At least 223 women and girls succumb to gender and sexual violence every year, the Minister of Gender, Ms Betty Amongi, has said.
While officiating at the launch of this year’s 16 days of activism against gender-based violence in Kampala yesterday, Ms Amongi said the vice should be highlighted just like those caused by accidents and childbirth-related complications for partners to appreciate the severity of the problem and strengthen interventions.
The minister also called for empowerment of families to report to the cases.
Ms Amongi said during the Covid-19 pandemic, a woman approached her for advice after the husband impregnanted their two daughters but she feared to report the case to police.
“ She is a high ranking person. When she came to me, I referred her to senior women activities who advised her to take the husband to police, but she said she feared to bring shame in the family and kept quiet,” she said.

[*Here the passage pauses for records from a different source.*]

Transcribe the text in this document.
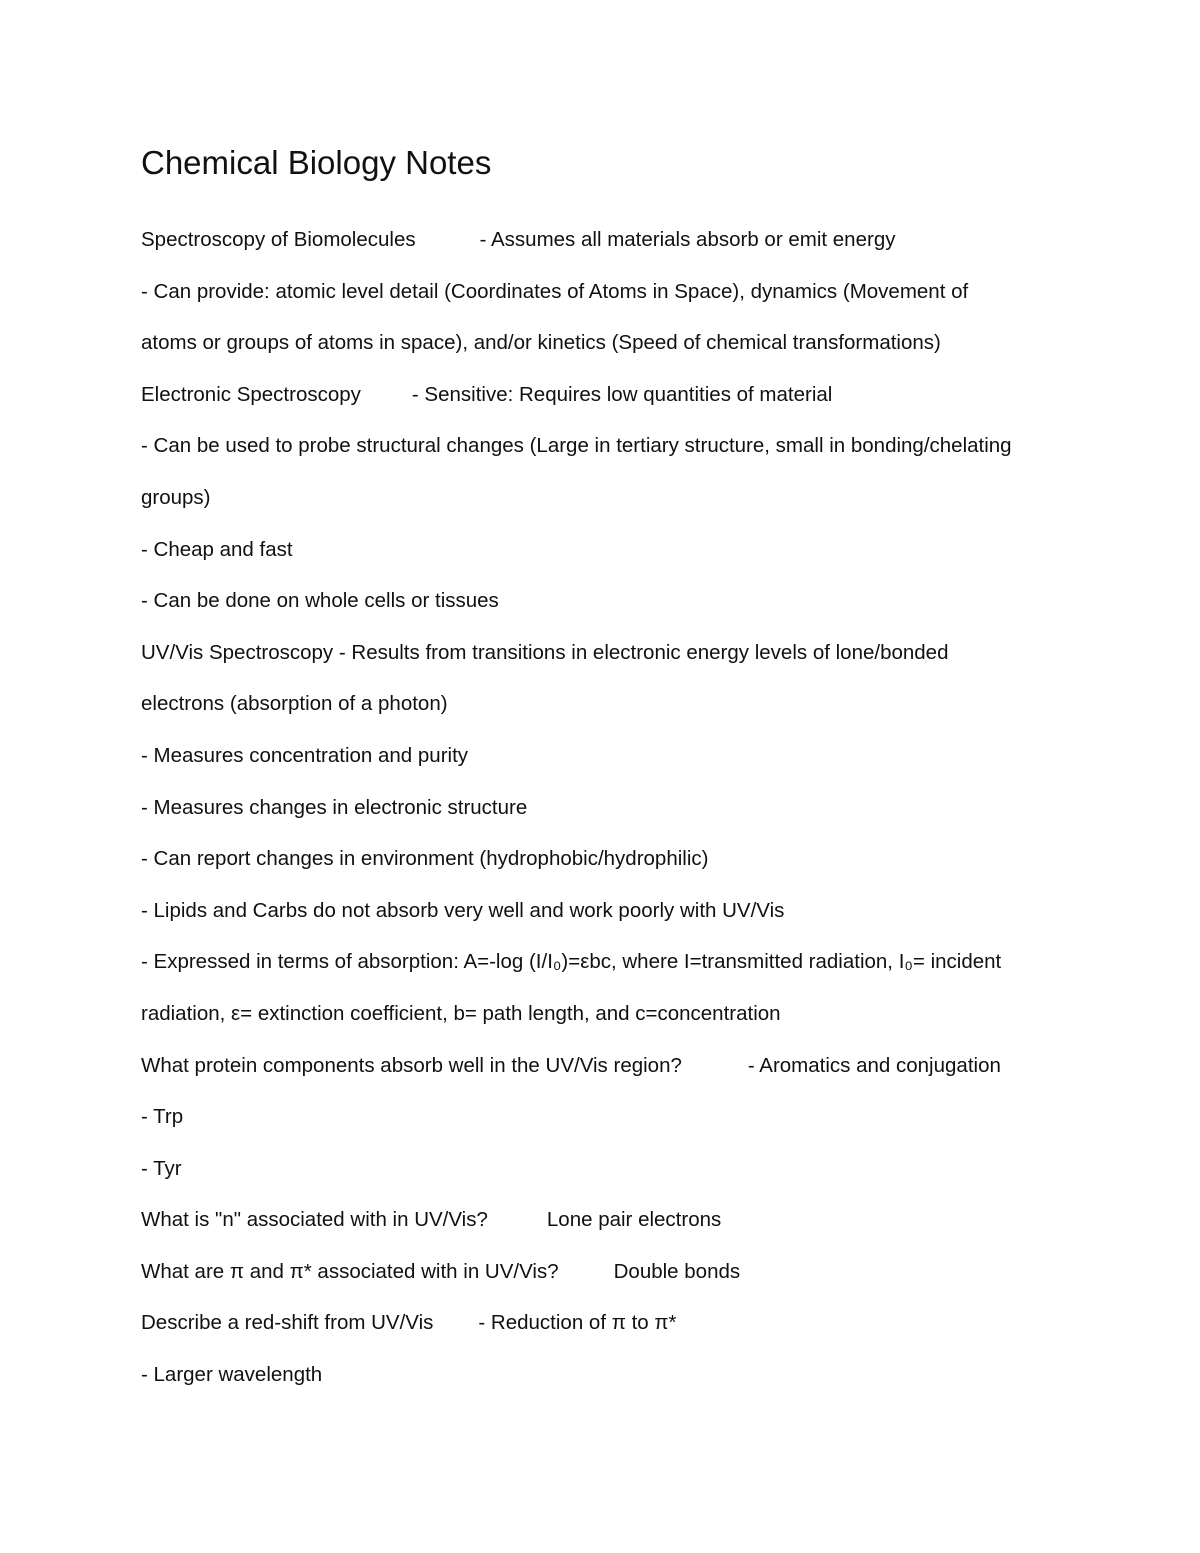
Chemical Biology Notes
Spectroscopy of Biomolecules	- Assumes all materials absorb or emit energy
- Can provide: atomic level detail (Coordinates of Atoms in Space), dynamics (Movement of
atoms or groups of atoms in space), and/or kinetics (Speed of chemical transformations)
Electronic Spectroscopy - Sensitive: Requires low quantities of material
- Can be used to probe structural changes (Large in tertiary structure, small in bonding/chelating
groups)
- Cheap and fast
- Can be done on whole cells or tissues
UV/Vis Spectroscopy - Results from transitions in electronic energy levels of lone/bonded
electrons (absorption of a photon)
- Measures concentration and purity
- Measures changes in electronic structure
- Can report changes in environment (hydrophobic/hydrophilic)
- Lipids and Carbs do not absorb very well and work poorly with UV/Vis
- Expressed in terms of absorption: A=-log (I/I₀)=εbc, where I=transmitted radiation, I₀= incident
radiation, ε= extinction coefficient, b= path length, and c=concentration
What protein components absorb well in the UV/Vis region?	- Aromatics and conjugation
- Trp
- Tyr
What is "n" associated with in UV/Vis?	Lone pair electrons
What are π and π* associated with in UV/Vis?	Double bonds
Describe a red-shift from UV/Vis - Reduction of π to π*
- Larger wavelength
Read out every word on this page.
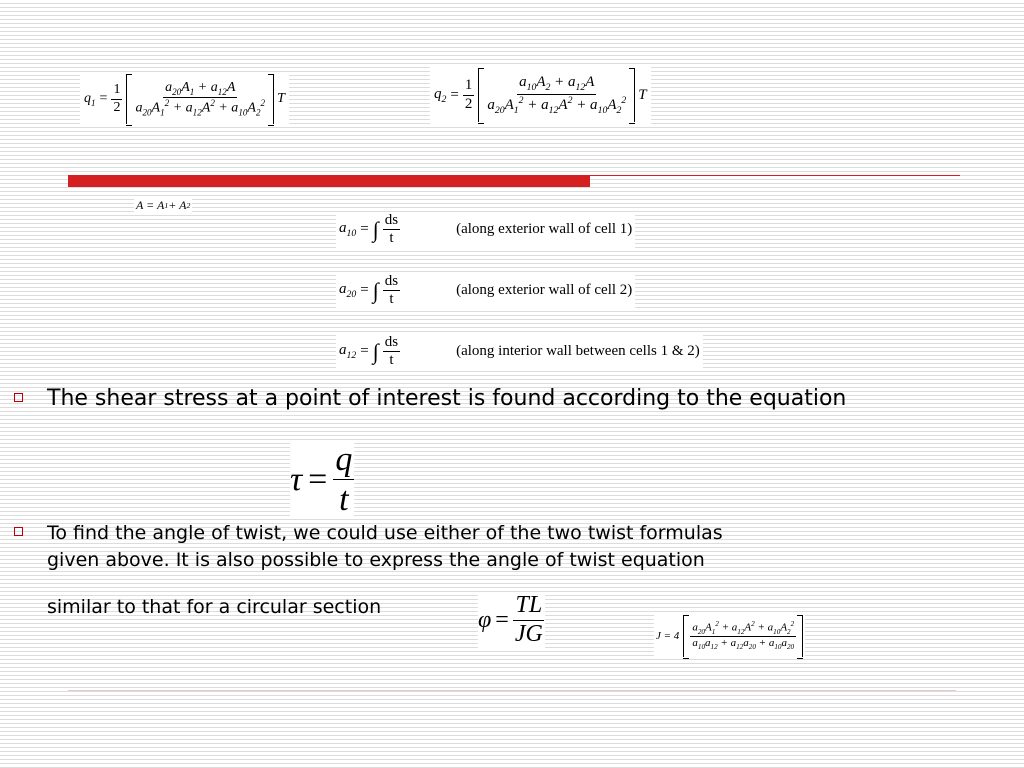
$q_1 = \frac{1}{2} \frac{a_{20}A_1 + a_{12}A}{a_{20}A_1^2 + a_{12}A^2 + a_{10}A_2^2}$ T	$q_2 = \frac{1}{2} \frac{a_{10}A_2 + a_{12}A}{a_{20}A_1^2 + a_{12}A^2 + a_{10}A_2^2}$ T
A = A 1 + A 2
$a_{10}$ = ∫ $\frac{ds}{t}$	(along exterior wall of cell 1)
$a_{20}$ = ∫ $\frac{ds}{t}$	(along exterior wall of cell 2)
$a_{12}$ = ∫ $\frac{ds}{t}$	(along interior wall between cells 1 & 2)
The shear stress at a point of interest is found according to the equation
$\tau = \frac{q}{t}$
To find the angle of twist, we could use either of the two twist formulas
given above. It is also possible to express the angle of twist equation
similar to that for a circular section	$\varphi = \frac{TL}{JG}$	$J = 4 \frac{a_{20}A_1^2 + a_{12}A^2 + a_{10}A_2^2}{a_{10}a_{12} + a_{12}a_{20} + a_{10}a_{20}}$
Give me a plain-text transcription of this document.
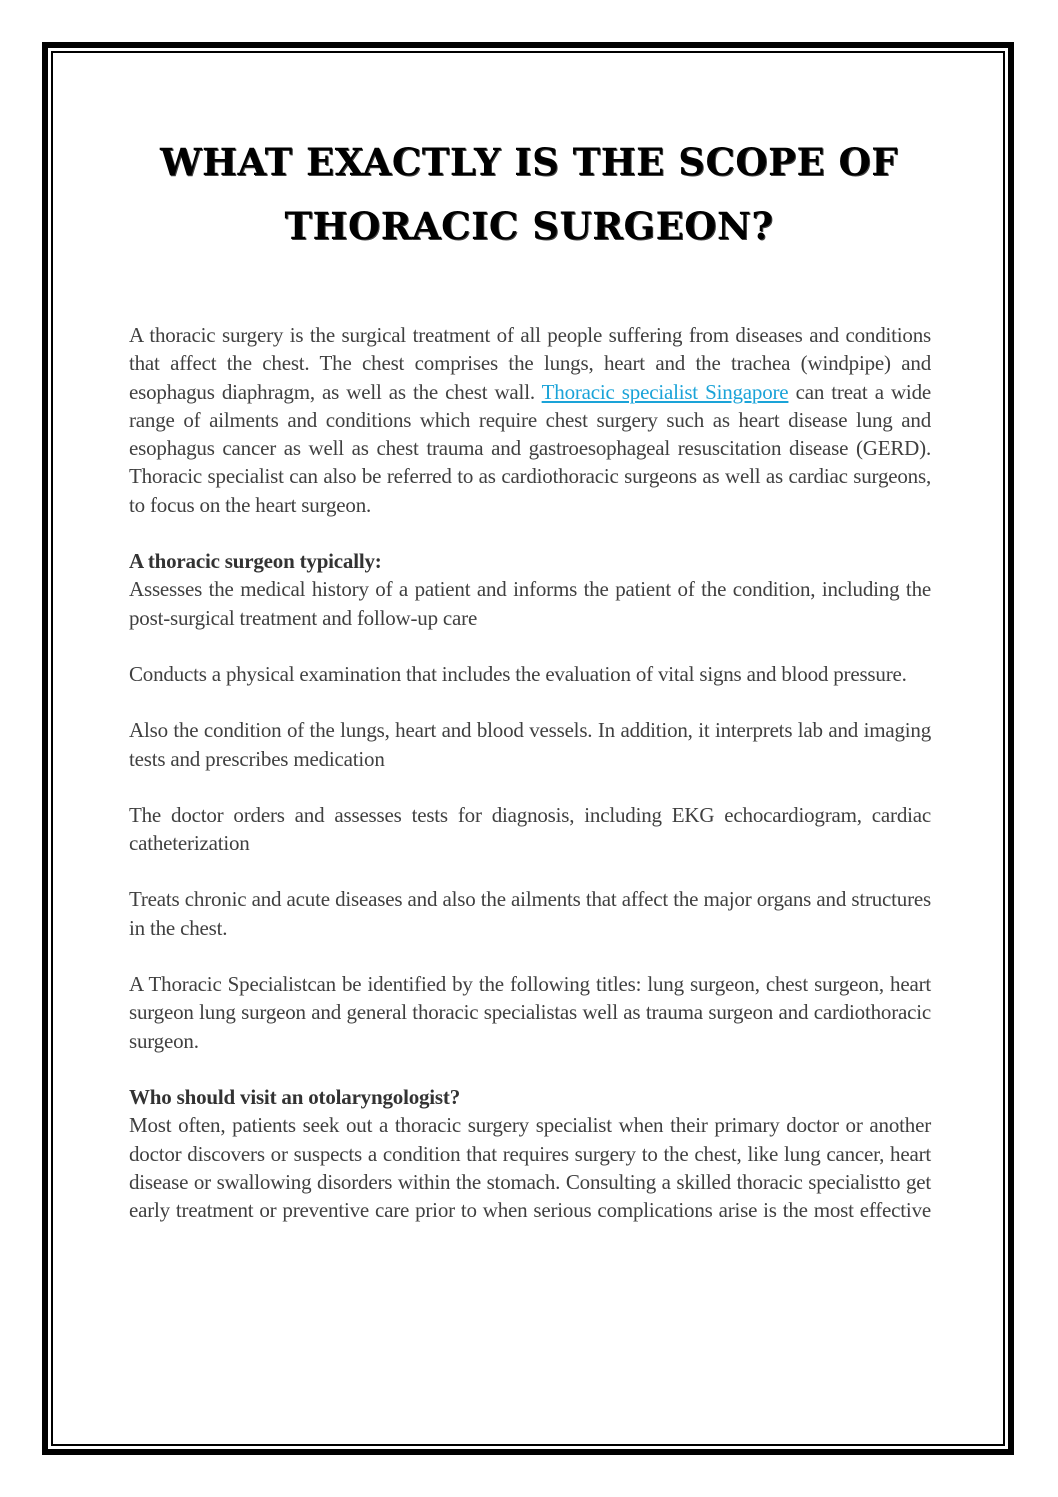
WHAT EXACTLY IS THE SCOPE OF THORACIC SURGEON?

A thoracic surgery is the surgical treatment of all people suffering from diseases and conditions that affect the chest. The chest comprises the lungs, heart and the trachea (windpipe) and esophagus diaphragm, as well as the chest wall. Thoracic specialist Singapore can treat a wide range of ailments and conditions which require chest surgery such as heart disease lung and esophagus cancer as well as chest trauma and gastroesophageal resuscitation disease (GERD). Thoracic specialist can also be referred to as cardiothoracic surgeons as well as cardiac surgeons, to focus on the heart surgeon.

A thoracic surgeon typically:

Assesses the medical history of a patient and informs the patient of the condition, including the post-surgical treatment and follow-up care

Conducts a physical examination that includes the evaluation of vital signs and blood pressure.

Also the condition of the lungs, heart and blood vessels. In addition, it interprets lab and imaging tests and prescribes medication

The doctor orders and assesses tests for diagnosis, including EKG echocardiogram, cardiac catheterization

Treats chronic and acute diseases and also the ailments that affect the major organs and structures in the chest.

A Thoracic Specialistcan be identified by the following titles: lung surgeon, chest surgeon, heart surgeon lung surgeon and general thoracic specialistas well as trauma surgeon and cardiothoracic surgeon.

Who should visit an otolaryngologist?

Most often, patients seek out a thoracic surgery specialist when their primary doctor or another doctor discovers or suspects a condition that requires surgery to the chest, like lung cancer, heart disease or swallowing disorders within the stomach. Consulting a skilled thoracic specialistto get early treatment or preventive care prior to when serious complications arise is the most effective
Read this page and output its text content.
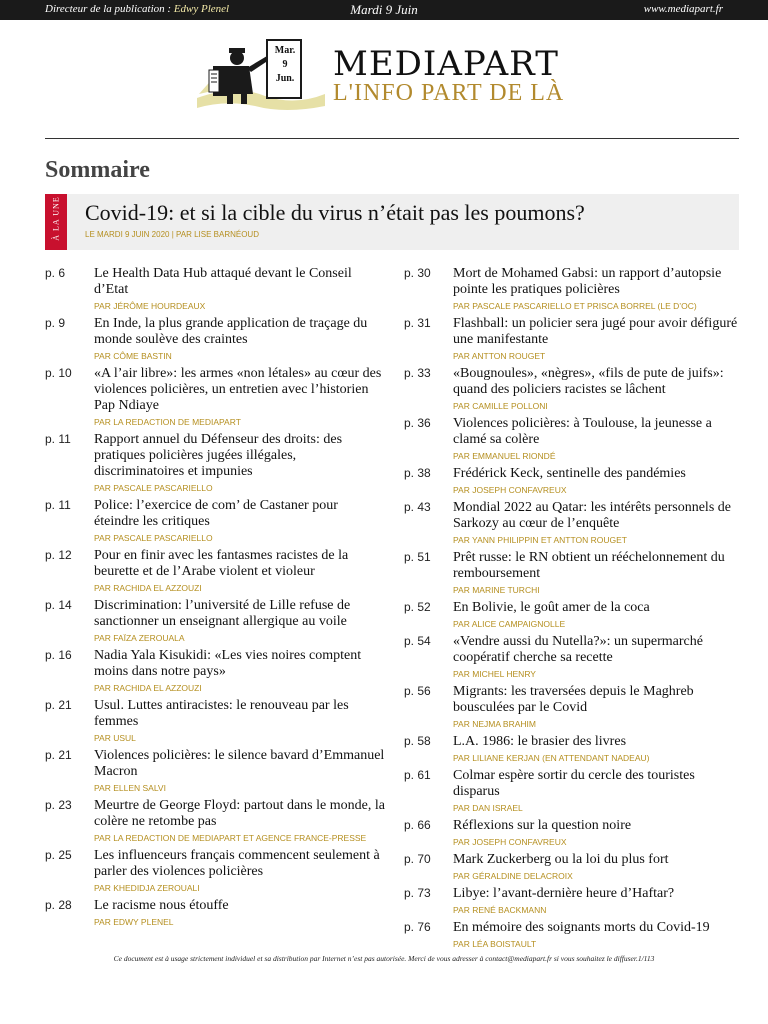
Directeur de la publication : Edwy Plenel	Mardi 9 Juin	www.mediapart.fr
Mar.
9
Jun. MEDIAPART
L'INFO PART DE LÀ
Sommaire
À LA UNE Covid-19: et si la cible du virus n’était pas les poumons?
LE MARDI 9 JUIN 2020 | PAR LISE BARNÉOUD
p. 6 Le Health Data Hub attaqué devant le Conseil d’Etat
PAR JÉRÔME HOURDEAUX
p. 9 En Inde, la plus grande application de traçage du monde soulève des craintes
PAR CÔME BASTIN
p. 10 «A l’air libre»: les armes «non létales» au cœur des violences policières, un entretien avec l’historien Pap Ndiaye
PAR LA REDACTION DE MEDIAPART
p. 11 Rapport annuel du Défenseur des droits: des pratiques policières jugées illégales, discriminatoires et impunies
PAR PASCALE PASCARIELLO
p. 11 Police: l’exercice de com’ de Castaner pour éteindre les critiques
PAR PASCALE PASCARIELLO
p. 12 Pour en finir avec les fantasmes racistes de la beurette et de l’Arabe violent et violeur
PAR RACHIDA EL AZZOUZI
p. 14 Discrimination: l’université de Lille refuse de sanctionner un enseignant allergique au voile
PAR FAÏZA ZEROUALA
p. 16 Nadia Yala Kisukidi: «Les vies noires comptent moins dans notre pays»
PAR RACHIDA EL AZZOUZI
p. 21 Usul. Luttes antiracistes: le renouveau par les femmes
PAR USUL
p. 21 Violences policières: le silence bavard d’Emmanuel Macron
PAR ELLEN SALVI
p. 23 Meurtre de George Floyd: partout dans le monde, la colère ne retombe pas
PAR LA REDACTION DE MEDIAPART ET AGENCE FRANCE-PRESSE
p. 25 Les influenceurs français commencent seulement à parler des violences policières
PAR KHEDIDJA ZEROUALI
p. 28 Le racisme nous étouffe
PAR EDWY PLENEL
p. 30 Mort de Mohamed Gabsi: un rapport d’autopsie pointe les pratiques policières
PAR PASCALE PASCARIELLO ET PRISCA BORREL (LE D’OC)
p. 31 Flashball: un policier sera jugé pour avoir défiguré une manifestante
PAR ANTTON ROUGET
p. 33 «Bougnoules», «nègres», «fils de pute de juifs»: quand des policiers racistes se lâchent
PAR CAMILLE POLLONI
p. 36 Violences policières: à Toulouse, la jeunesse a clamé sa colère
PAR EMMANUEL RIONDÉ
p. 38 Frédérick Keck, sentinelle des pandémies
PAR JOSEPH CONFAVREUX
p. 43 Mondial 2022 au Qatar: les intérêts personnels de Sarkozy au cœur de l’enquête
PAR YANN PHILIPPIN ET ANTTON ROUGET
p. 51 Prêt russe: le RN obtient un rééchelonnement du remboursement
PAR MARINE TURCHI
p. 52 En Bolivie, le goût amer de la coca
PAR ALICE CAMPAIGNOLLE
p. 54 «Vendre aussi du Nutella?»: un supermarché coopératif cherche sa recette
PAR MICHEL HENRY
p. 56 Migrants: les traversées depuis le Maghreb bousculées par le Covid
PAR NEJMA BRAHIM
p. 58 L.A. 1986: le brasier des livres
PAR LILIANE KERJAN (EN ATTENDANT NADEAU)
p. 61 Colmar espère sortir du cercle des touristes disparus
PAR DAN ISRAEL
p. 66 Réflexions sur la question noire
PAR JOSEPH CONFAVREUX
p. 70 Mark Zuckerberg ou la loi du plus fort
PAR GÉRALDINE DELACROIX
p. 73 Libye: l’avant-dernière heure d’Haftar?
PAR RENÉ BACKMANN
p. 76 En mémoire des soignants morts du Covid-19
PAR LÉA BOISTAULT
Ce document est à usage strictement individuel et sa distribution par Internet n’est pas autorisée. Merci de vous adresser à contact@mediapart.fr si vous souhaitez le diffuser.1/113
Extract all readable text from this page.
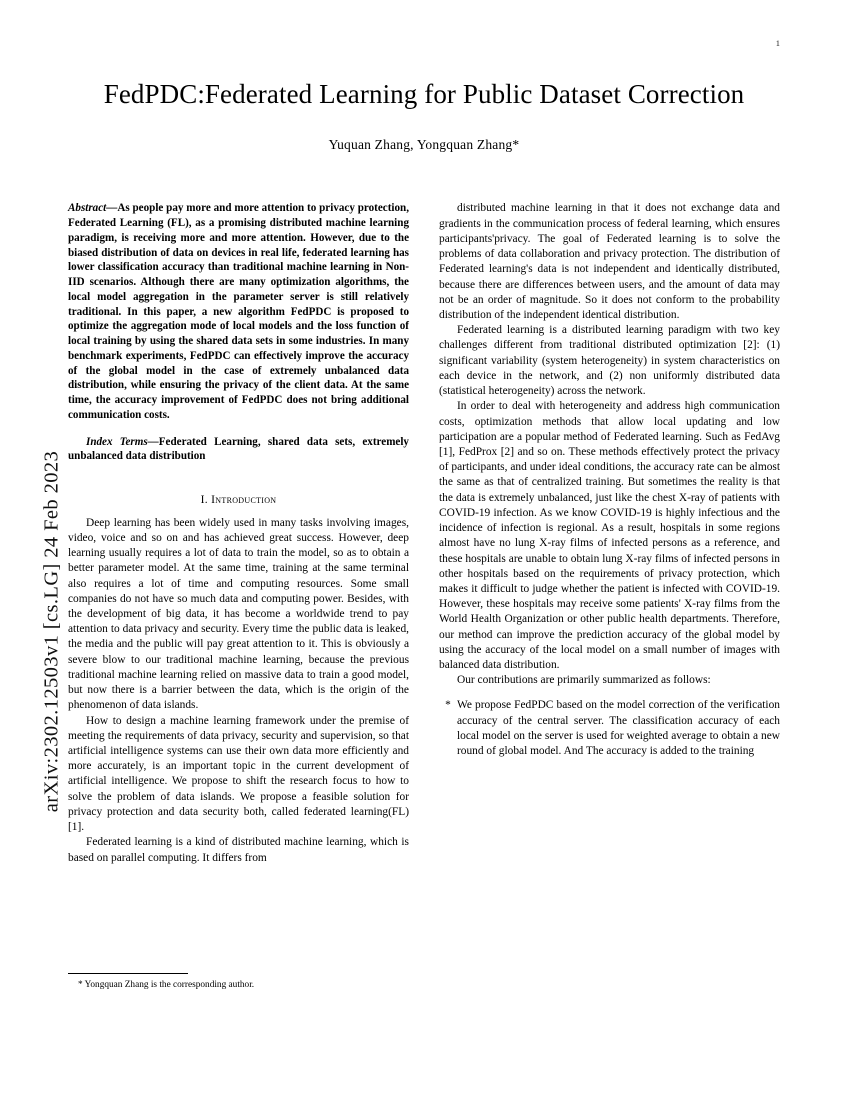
arXiv:2302.12503v1 [cs.LG] 24 Feb 2023
1
FedPDC:Federated Learning for Public Dataset Correction
Yuquan Zhang, Yongquan Zhang*
Abstract—As people pay more and more attention to privacy protection, Federated Learning (FL), as a promising distributed machine learning paradigm, is receiving more and more attention. However, due to the biased distribution of data on devices in real life, federated learning has lower classification accuracy than traditional machine learning in Non-IID scenarios. Although there are many optimization algorithms, the local model aggregation in the parameter server is still relatively traditional. In this paper, a new algorithm FedPDC is proposed to optimize the aggregation mode of local models and the loss function of local training by using the shared data sets in some industries. In many benchmark experiments, FedPDC can effectively improve the accuracy of the global model in the case of extremely unbalanced data distribution, while ensuring the privacy of the client data. At the same time, the accuracy improvement of FedPDC does not bring additional communication costs.
Index Terms—Federated Learning, shared data sets, extremely unbalanced data distribution
I. Introduction

Deep learning has been widely used in many tasks involving images, video, voice and so on and has achieved great success. However, deep learning usually requires a lot of data to train the model, so as to obtain a better parameter model. At the same time, training at the same terminal also requires a lot of time and computing resources. Some small companies do not have so much data and computing power. Besides, with the development of big data, it has become a worldwide trend to pay attention to data privacy and security. Every time the public data is leaked, the media and the public will pay great attention to it. This is obviously a severe blow to our traditional machine learning, because the previous traditional machine learning relied on massive data to train a good model, but now there is a barrier between the data, which is the origin of the phenomenon of data islands.

How to design a machine learning framework under the premise of meeting the requirements of data privacy, security and supervision, so that artificial intelligence systems can use their own data more efficiently and more accurately, is an important topic in the current development of artificial intelligence. We propose to shift the research focus to how to solve the problem of data islands. We propose a feasible solution for privacy protection and data security both, called federated learning(FL) [1].

Federated learning is a kind of distributed machine learning, which is based on parallel computing. It differs from

* Yongquan Zhang is the corresponding author.

distributed machine learning in that it does not exchange data and gradients in the communication process of federal learning, which ensures participants'privacy. The goal of Federated learning is to solve the problems of data collaboration and privacy protection. The distribution of Federated learning's data is not independent and identically distributed, because there are differences between users, and the amount of data may not be an order of magnitude. So it does not conform to the probability distribution of the independent identical distribution.

Federated learning is a distributed learning paradigm with two key challenges different from traditional distributed optimization [2]: (1) significant variability (system heterogeneity) in system characteristics on each device in the network, and (2) non uniformly distributed data (statistical heterogeneity) across the network.

In order to deal with heterogeneity and address high communication costs, optimization methods that allow local updating and low participation are a popular method of Federated learning. Such as FedAvg [1], FedProx [2] and so on. These methods effectively protect the privacy of participants, and under ideal conditions, the accuracy rate can be almost the same as that of centralized training. But sometimes the reality is that the data is extremely unbalanced, just like the chest X-ray of patients with COVID-19 infection. As we know COVID-19 is highly infectious and the incidence of infection is regional. As a result, hospitals in some regions almost have no lung X-ray films of infected persons as a reference, and these hospitals are unable to obtain lung X-ray films of infected persons in other hospitals based on the requirements of privacy protection, which makes it difficult to judge whether the patient is infected with COVID-19. However, these hospitals may receive some patients' X-ray films from the World Health Organization or other public health departments. Therefore, our method can improve the prediction accuracy of the global model by using the accuracy of the local model on a small number of images with balanced data distribution.

Our contributions are primarily summarized as follows:

* We propose FedPDC based on the model correction of the verification accuracy of the central server. The classification accuracy of each local model on the server is used for weighted average to obtain a new round of global model. And The accuracy is added to the training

“The statistics on gender-based violence would be higher if people opened up and reported all cases. During the 16 days of activism, you should increase awareness on the magnitude of the problem and encourage women to report. There should be some form of justice within homes,” Ms Amongi said.
According to the 2021 police crime report, about 16,242 cases of gender-based violence were recorded last year.
Out of these, 8,064 were domestic violence, 6,838 defilement, 749 rape and 223 were aggravated domestic violence that resulted in death.
A total of 144 cases of indecent assault and 29 cases of child abduction were also reported.
Ms Amongi also called for stronger structures at all levels so that cases can easily be reported.
She warned police officers against encouraging people who report cases to solve the problem from home.
The United Nations Resident Coordinator, Ms Susan Ngongi Namondo, called for more effort to prevent the vice.
“Gender-based violence is costing all of us by slowing down progress of development. We have not reached where we want to go,” she said.
The Swedish Ambassador to Uganda, Ms Maria Hakansson, said tackling the root cause of the problem such as the insensitive cultural norms and practices, including forced marriages and female genital mutilation would make efforts to prevent violence against women more effective.
Ms Hakansson appealed to UN members states to avail resources needed to prevent violence and also support survivors.